Fim da década de 60, ano de 66, de repente, na esteira do Código Florestal de 1965, surge a política de incentivos fiscais para reflorestamento! Não havia tecnologia definida e nem tantos profissionais para dar conta do recado. Para muitos, mesmo com ares de precipitação, foi a decisão de política pública que mudou o cenário florestal brasileiro. Vislumbrou-se a falta de madeira para atender às demandas do Programa Nacional de Celulose e Papel e surgia os incentivos fiscais para reflorestamento com a Lei 5106 de 1966! Em seguida, atendiam-se as necessidades da siderurgia, chapas e em pouco anos, já se falava em milhares de ha/ano de plantio.
Com dinheiro jorrando para todos os lados, houve de tudo. Muitos erros, abusos, fiscalização precária, tudo para não dar certo. E não era privilégio só dos reflorestamentos – turismo, pesca, projetos para o norte e nordeste também com muitos recursos estavam acometidos dos mesmos problemas. Enfim, uma loucura com tantos recursos investidos e com tamanha fragilidade na estrutura de fiscalização e acompanhamento.
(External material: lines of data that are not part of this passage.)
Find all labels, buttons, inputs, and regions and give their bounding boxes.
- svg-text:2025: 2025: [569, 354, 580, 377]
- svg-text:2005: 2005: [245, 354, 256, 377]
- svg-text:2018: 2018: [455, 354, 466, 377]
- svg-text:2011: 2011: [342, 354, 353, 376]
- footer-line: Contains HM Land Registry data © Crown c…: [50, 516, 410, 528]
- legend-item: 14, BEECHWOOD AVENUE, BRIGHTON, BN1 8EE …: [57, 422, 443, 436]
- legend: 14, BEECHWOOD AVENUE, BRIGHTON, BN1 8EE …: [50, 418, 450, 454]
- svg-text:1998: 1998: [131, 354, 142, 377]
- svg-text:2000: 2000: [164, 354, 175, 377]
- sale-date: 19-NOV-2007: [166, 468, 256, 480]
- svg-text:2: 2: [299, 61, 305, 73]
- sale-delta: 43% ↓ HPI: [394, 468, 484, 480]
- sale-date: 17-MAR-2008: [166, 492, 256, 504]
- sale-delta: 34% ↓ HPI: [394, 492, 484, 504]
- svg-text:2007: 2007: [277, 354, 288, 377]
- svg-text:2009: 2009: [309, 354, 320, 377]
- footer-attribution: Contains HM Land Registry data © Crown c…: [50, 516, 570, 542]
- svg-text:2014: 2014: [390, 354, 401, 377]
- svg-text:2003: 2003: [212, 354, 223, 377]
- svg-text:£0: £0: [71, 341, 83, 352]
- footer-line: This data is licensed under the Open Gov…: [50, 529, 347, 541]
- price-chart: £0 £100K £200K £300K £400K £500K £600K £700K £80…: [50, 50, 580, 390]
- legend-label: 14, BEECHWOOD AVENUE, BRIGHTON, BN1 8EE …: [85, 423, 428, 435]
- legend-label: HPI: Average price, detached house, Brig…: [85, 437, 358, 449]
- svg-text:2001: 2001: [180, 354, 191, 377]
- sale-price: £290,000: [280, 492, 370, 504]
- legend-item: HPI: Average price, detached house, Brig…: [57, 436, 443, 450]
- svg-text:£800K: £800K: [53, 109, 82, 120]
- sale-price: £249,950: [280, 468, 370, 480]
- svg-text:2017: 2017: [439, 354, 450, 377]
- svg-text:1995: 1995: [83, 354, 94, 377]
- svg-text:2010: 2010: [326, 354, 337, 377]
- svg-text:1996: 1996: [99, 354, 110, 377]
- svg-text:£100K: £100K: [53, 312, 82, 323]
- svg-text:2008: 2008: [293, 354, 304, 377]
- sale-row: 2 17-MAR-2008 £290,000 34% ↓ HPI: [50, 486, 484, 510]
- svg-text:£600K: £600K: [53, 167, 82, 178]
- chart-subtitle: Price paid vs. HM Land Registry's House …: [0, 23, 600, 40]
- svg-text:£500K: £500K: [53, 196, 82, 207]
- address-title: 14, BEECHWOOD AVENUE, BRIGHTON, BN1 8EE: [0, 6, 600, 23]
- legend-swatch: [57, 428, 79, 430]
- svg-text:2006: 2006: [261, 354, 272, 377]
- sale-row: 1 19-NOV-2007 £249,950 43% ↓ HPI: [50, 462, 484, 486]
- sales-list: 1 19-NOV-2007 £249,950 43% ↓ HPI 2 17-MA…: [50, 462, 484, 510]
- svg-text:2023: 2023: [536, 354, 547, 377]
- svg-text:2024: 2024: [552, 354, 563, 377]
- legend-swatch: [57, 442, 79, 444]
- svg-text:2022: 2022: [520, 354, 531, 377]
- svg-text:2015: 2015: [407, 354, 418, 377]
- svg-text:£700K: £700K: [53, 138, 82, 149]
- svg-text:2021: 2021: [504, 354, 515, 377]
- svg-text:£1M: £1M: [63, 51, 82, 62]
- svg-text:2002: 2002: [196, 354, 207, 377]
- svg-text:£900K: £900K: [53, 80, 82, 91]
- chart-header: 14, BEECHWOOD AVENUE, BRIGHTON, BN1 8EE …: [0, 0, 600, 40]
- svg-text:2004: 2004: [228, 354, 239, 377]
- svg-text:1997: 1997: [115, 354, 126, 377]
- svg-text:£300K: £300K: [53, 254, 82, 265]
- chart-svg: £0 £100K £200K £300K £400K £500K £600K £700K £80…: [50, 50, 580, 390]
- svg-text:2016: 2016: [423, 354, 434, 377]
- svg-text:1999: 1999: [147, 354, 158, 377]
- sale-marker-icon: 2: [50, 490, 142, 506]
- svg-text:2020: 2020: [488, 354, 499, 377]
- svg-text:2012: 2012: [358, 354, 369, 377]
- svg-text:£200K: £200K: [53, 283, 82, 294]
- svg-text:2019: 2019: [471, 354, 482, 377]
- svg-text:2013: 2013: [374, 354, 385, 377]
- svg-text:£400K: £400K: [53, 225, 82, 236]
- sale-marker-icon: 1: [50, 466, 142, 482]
Com tudo isso, ainda assim, o reflorestamento se salvou. Arrastando inúmeros problemas, e muitas críticas, superou dificuldades técnicas, deixou para trás problemas ambientais e sociais e saiu lá na frente com grandes empreendimentos e excelentes empresas, que deram origem a rico patrimônio industrial com milhões de empregos gerados, competitivo em nível internacional e contribuindo para o PIB nacional. Já devolveu em impostos dezenas de vezes tudo que usou para formação e desenvolvimento de todo o patrimônio florestal! Não há quem negue o valor das florestas plantadas inicialmente incentivadas com recursos governamentais.
E a produtividade das florestas? No início, a média não passava de 15/20 metros/ha/ano! Embora nas boas empresas já se registrassem produtividades superiores!
Nos anos 80, o IBDF que comandava toda a política de incentivos fiscais para reflorestamento, tinha mais de 2.000 empresas registradas e concorrendo aos incentivos. E falava-se em programas anuais de 300 a 400.000 ha/ano. Não é difícil perceber o tamanho das encrencas e problemas gerados de toda ordem – técnicos, sociais e ambientais. É difícil acreditar que no meio de tamanha confusão, tenha havido espaço para instituições de pesquisas florestais se desenvolverem, entidades representativas crescerem e um mundo de boas empresas com excelentes profissionais se destacarem e darem vida ao setor de reflorestamento! E foi assim, com embasamento técnico-científico e com serviços operacionais exemplares das boas empresas que se alcançou o sucesso da silvicultura. Todos colaborando, todos compartilhando acertos e erros.
Há muitos que consideram o início da adubação das florestas e o uso de sementes melhoradas, inclusive com importações da Austrália, como marcos significativos no aumento da produtividade da silvicultura. E nada de exclusivismo. E mais alguns anos – 75/80 – já era comum falar-se em produtividades acima de 30 e em algumas regiões até mais que 40! Para muitos foram os anos de ouro da silvicultura brasileira, com profissionais brilhantes, que se doaram de corpo, alma e todo conhecimento à silvicultura, instituições que se formaram e cresceram, cursos, que foram iniciados e grandes empresas fazendo excelentes trabalhos de campo. A silvicultura brasileira já se tornava destaque em nível internacional!
Viramos a década de 90 com a silvicultura bem no ápice de suas produtividades, com conhecimentos científicos de elevado nível, com ferramentas digitais para monitoramento e acompanhamento de toda ordem! Quase todos os empreendimentos certificados, grandes investidores nacionais e internacionais. Um setor maduro com competência para cuidar e se preparar para os desafios dos novos tempos!
Que o legado de 30 anos, com datas, nomes e sobrenomes conhecidíssimos e que merecem todo nosso respeito e admiração, sirva de exemplo e encorajamento para que não se cessem os esforços no sentido do contínuo enriquecimento da nossa silvicultura.
E depois de duas décadas, já há muito a se fazer!